Active Geolocation Project

Research Questions

As we’ve already mentioned, active geolocation determines where in the world an Internet host is located, by measuring packet round-trip times between the host we want to locate and a number of other hosts (“landmarks”) in known locations. Packets travel through the network at a predictable speed, roughly half the speed of light in vacuum. In principle, it’s as simple as converting each round-trip time to a distance, drawing a bunch of circles on a map, and finding their intersection. In practice, there are complications, but algorithms to deal with them have been floating around the literature for over a decade: Octant is probably the best-known, and there are dozens of refinements.

We want to address two problems with the existing algorithms, and a problem with the databases that most people use to do passive geolocation (just look the IP address up in a table — much more convenient, if you're willing to rely on the company that compiled the database).
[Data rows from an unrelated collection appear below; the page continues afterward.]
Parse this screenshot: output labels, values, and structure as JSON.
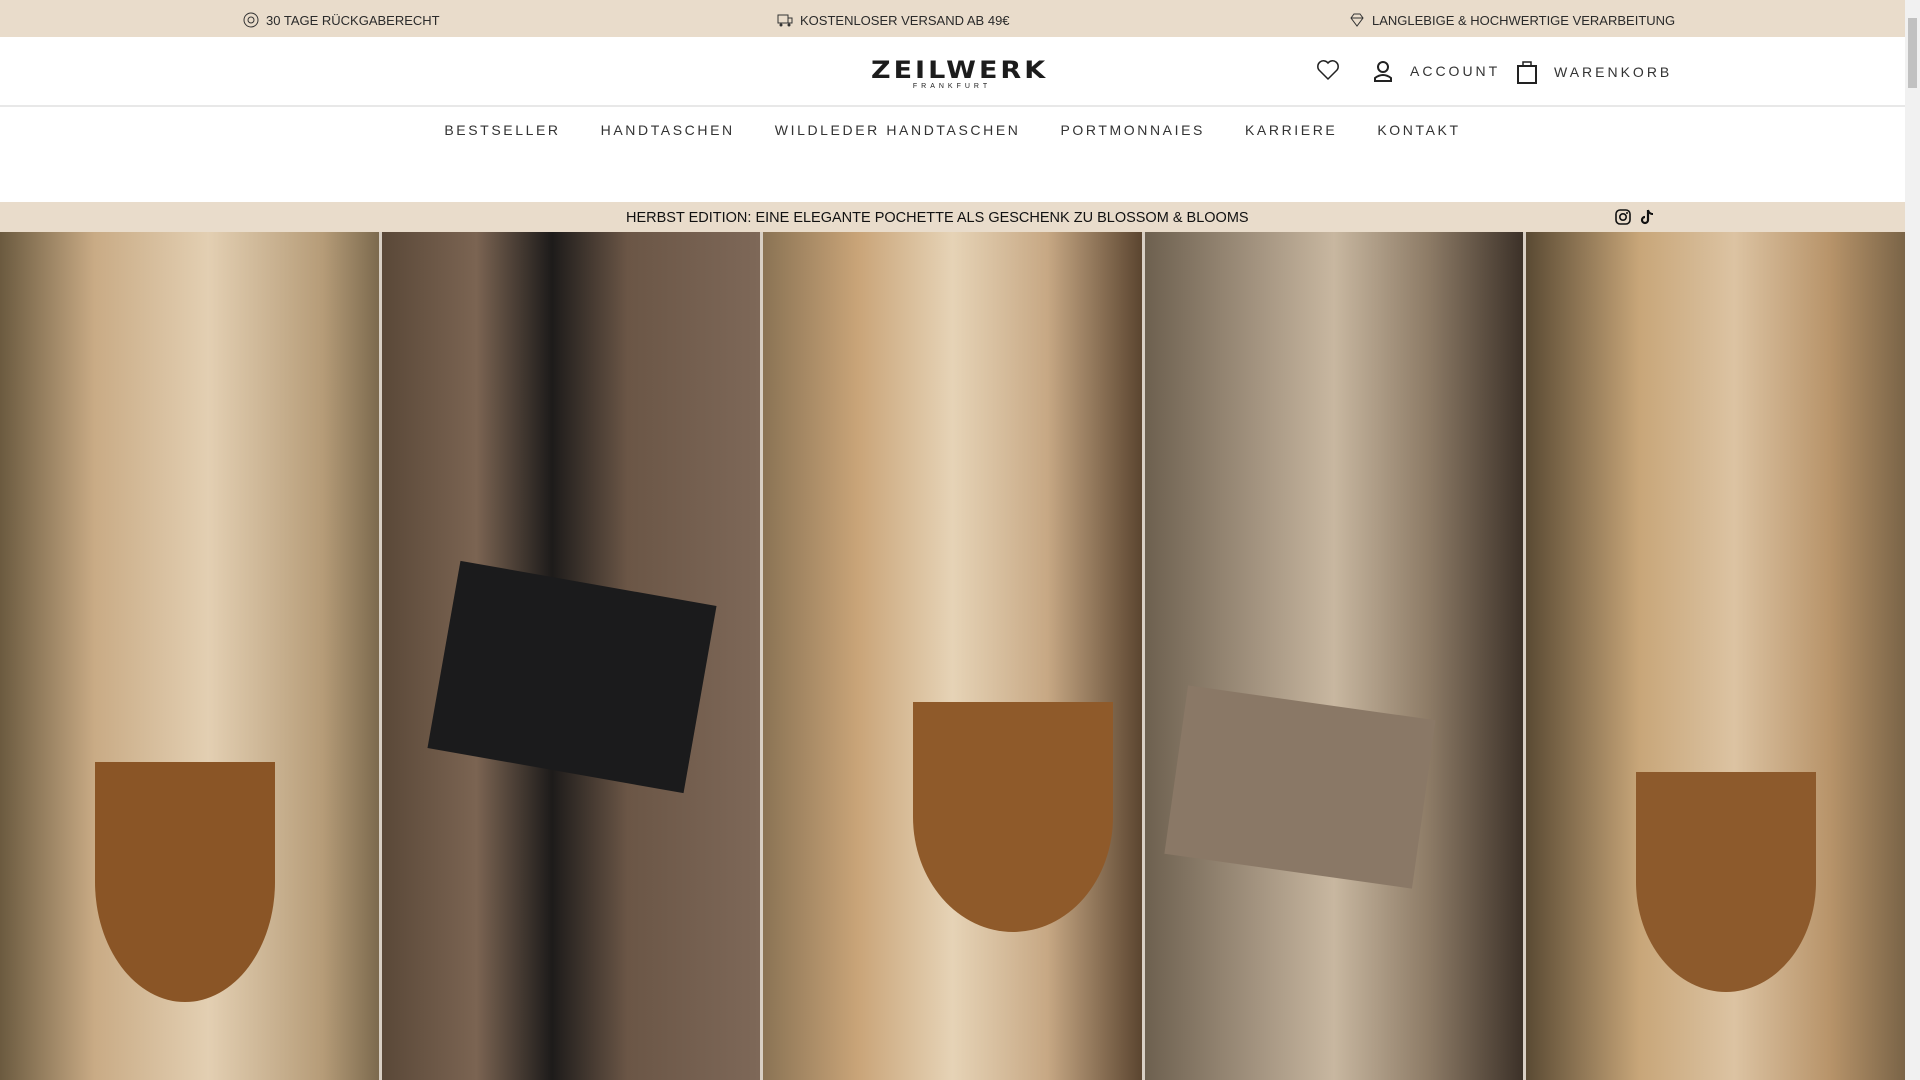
{
  "topbar": {
    "items": [
      {
        "icon": "return-icon",
        "label": "30 TAGE RÜCKGABERECHT"
      },
      {
        "icon": "truck-icon",
        "label": "KOSTENLOSER VERSAND AB 49€"
      },
      {
        "icon": "diamond-icon",
        "label": "LANGLEBIGE & HOCHWERTIGE VERARBEITUNG"
      }
    ]
  },
  "header": {
    "logo": "ZEILWERK",
    "logo_sub": "FRANKFURT",
    "account": "ACCOUNT",
    "cart": "WARENKORB"
  },
  "nav": [
    "BESTSELLER",
    "HANDTASCHEN",
    "WILDLEDER HANDTASCHEN",
    "PORTMONNAIES",
    "KARRIERE",
    "KONTAKT"
  ],
  "promo": {
    "text": "HERBST EDITION: EINE ELEGANTE POCHETTE ALS GESCHENK ZU BLOSSOM & BLOOMS"
  },
  "colors": {
    "bar": "#e9dccb",
    "text": "#1c1c1c"
  }
}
The algorithms have mostly only been tested in Europe and the USA, which have denser and faster data networks than almost anywhere else. They may be making assumptions that don't hold up in other parts of the world. It's also unclear how reliable they are when the host to be located is very far away from all the landmarks. They can probably get the continent right, but are they accurate within the continent?

The algorithms are also not designed to handle proxy servers. If you are funneling all your network traffic through a proxy, you probably want to be sure exactly which country the proxy is in; this affects which laws apply, which online merchants will do business with you, all sorts of things. So you might like to apply active geolocation, to be very sure where the proxy is. But you can't directly measure round-trip times to the proxy, only through the proxy and back to your own machine, which might be very far away. Abstractly, you would expect this to come out as all the round-trip times being slower by a constant factor; is it enough to just subtract that off? And what is the right way to estimate the constant factor?

The databases, meanwhile, seem accurate enough, usually, but they are known to have problems [1] [2], and the companies that compile them will not share their methodology. By cross-checking the databases with self-reported and measured locations, we hope to quantify how likely the databases are to be in error, and by how much.